Symptoms of Neuroleptic Malignant Syndrome (NMS)
NMS presents with a classic tetrad of symptoms: altered mental status, muscle rigidity, hyperthermia, and autonomic dysfunction—all of which must be evaluated immediately in any patient taking antipsychotic medications. 1
Cardinal Clinical Features
Mental Status Changes
- Delirium is the most common presentation, ranging from alert mutism to agitation, stupor, or coma 1
- Altered consciousness including confusion, agitation, aggression, or catatonic states 2, 3
- Mental status alterations are assigned 13 points in the diagnostic scoring system 1
Muscle Rigidity
- Lead pipe rigidity is the most common neurologic finding and the hallmark of NMS 1
- Other muscle abnormalities include akinesia, dyskinesia, or waxy flexibility 1
- Muscle rigidity is often associated with myonecrosis, myoglobinuria, and elevated serum CPK 3
- Rigidity is assigned 17 points in the diagnostic scoring system 1
- This distinguishes NMS from serotonin syndrome, which presents with hyperreflexia, clonus, and myoclonus rather than lead-pipe rigidity 1
Hyperthermia
- Fever progressing to hyperthermia is a key symptom, with diagnostic criteria requiring temperature >100.4°F oral on ≥2 occasions 1
- Hyperpyrexia is a defining feature 4, 2
- Hyperthermia is assigned 18 points in the diagnostic scoring system 1
Autonomic Dysfunction
- Tachycardia and blood pressure fluctuations are common autonomic symptoms, often preceding other manifestations 1
- Irregular pulse or blood pressure, cardiac dysrhythmias 4, 2
- Diaphoresis (excessive sweating) is frequent 1
- Tachypnea 3
- Sympathetic nervous system lability is assigned 10 points diagnostically 1
Additional Clinical Manifestations
Early Symptoms
- Sialorrhea (excessive salivation) and dysphagia may occur 1
- Urine incontinence 3
- Pallor and dehydration 3
Laboratory Abnormalities
- Creatine kinase elevation ≥4 times upper limit of normal (assigned 10 points diagnostically) 1
- Leukocytosis with white blood cell count of 15,000-30,000 cells/mm³ 1, 3
- Electrolyte abnormalities consistent with dehydration 1
- Elevated liver enzymes 1
- Myoglobinuria from rhabdomyolysis 2, 3
Critical Diagnostic Considerations
Timing and Context
- Symptoms typically develop within days after starting or increasing antipsychotic medication 1
- Dopamine antagonist exposure or dopamine agonist withdrawal within 3 days is assigned 20 points diagnostically 1
- NMS can occur with all neuroleptics, both typical (like haloperidol) and atypical (like risperidone), most often during the first week of treatment or after dose increases 4, 2, 5
Variable Presentations
- Not all patients will have all classic signs and symptoms—presentations can be variable and attenuated 6, 5
- Minor muscular rigidity may occur in atypical presentations, making diagnosis more challenging 5
- Long-acting depot antipsychotics can complicate diagnosis, as symptoms may persist for weeks due to prolonged drug release 5
Differential Diagnosis Features
The diagnosis is clinical with no pathognomonic laboratory criteria, requiring exclusion of: 1
- Serotonin syndrome (distinguished by hyperreflexia, clonus, myoclonus, and recent serotonergic drug exposure rather than lead-pipe rigidity)

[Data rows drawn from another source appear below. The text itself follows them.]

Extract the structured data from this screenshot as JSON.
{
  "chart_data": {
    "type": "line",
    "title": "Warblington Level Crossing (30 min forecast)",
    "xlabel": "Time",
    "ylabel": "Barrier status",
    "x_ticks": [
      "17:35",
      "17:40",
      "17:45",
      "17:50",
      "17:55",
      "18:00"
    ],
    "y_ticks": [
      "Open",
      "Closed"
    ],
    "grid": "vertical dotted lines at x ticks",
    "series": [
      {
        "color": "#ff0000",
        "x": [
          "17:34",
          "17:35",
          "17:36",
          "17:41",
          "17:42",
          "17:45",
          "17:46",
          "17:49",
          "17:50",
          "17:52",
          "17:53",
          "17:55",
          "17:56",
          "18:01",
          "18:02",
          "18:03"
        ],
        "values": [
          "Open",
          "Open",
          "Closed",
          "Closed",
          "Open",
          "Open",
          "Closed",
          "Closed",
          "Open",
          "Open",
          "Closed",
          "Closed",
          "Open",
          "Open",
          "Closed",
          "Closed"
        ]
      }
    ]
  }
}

- Malignant hyperthermia (triggered by anesthetics, not antipsychotics)
- Anticholinergic toxicity
- CNS infections (meningitis, encephalitis)
- Acute catatonia
Clinical Urgency
Early recognition is crucial: mortality has decreased from 76% in the 1960s to <10-15% with prompt management 1, 7, but life-threatening complications remain common, including rhabdomyolysis, metabolic acidosis, renal failure, seizures, disseminated intravascular coagulation, hepatotoxicity, and pulmonary edema 1.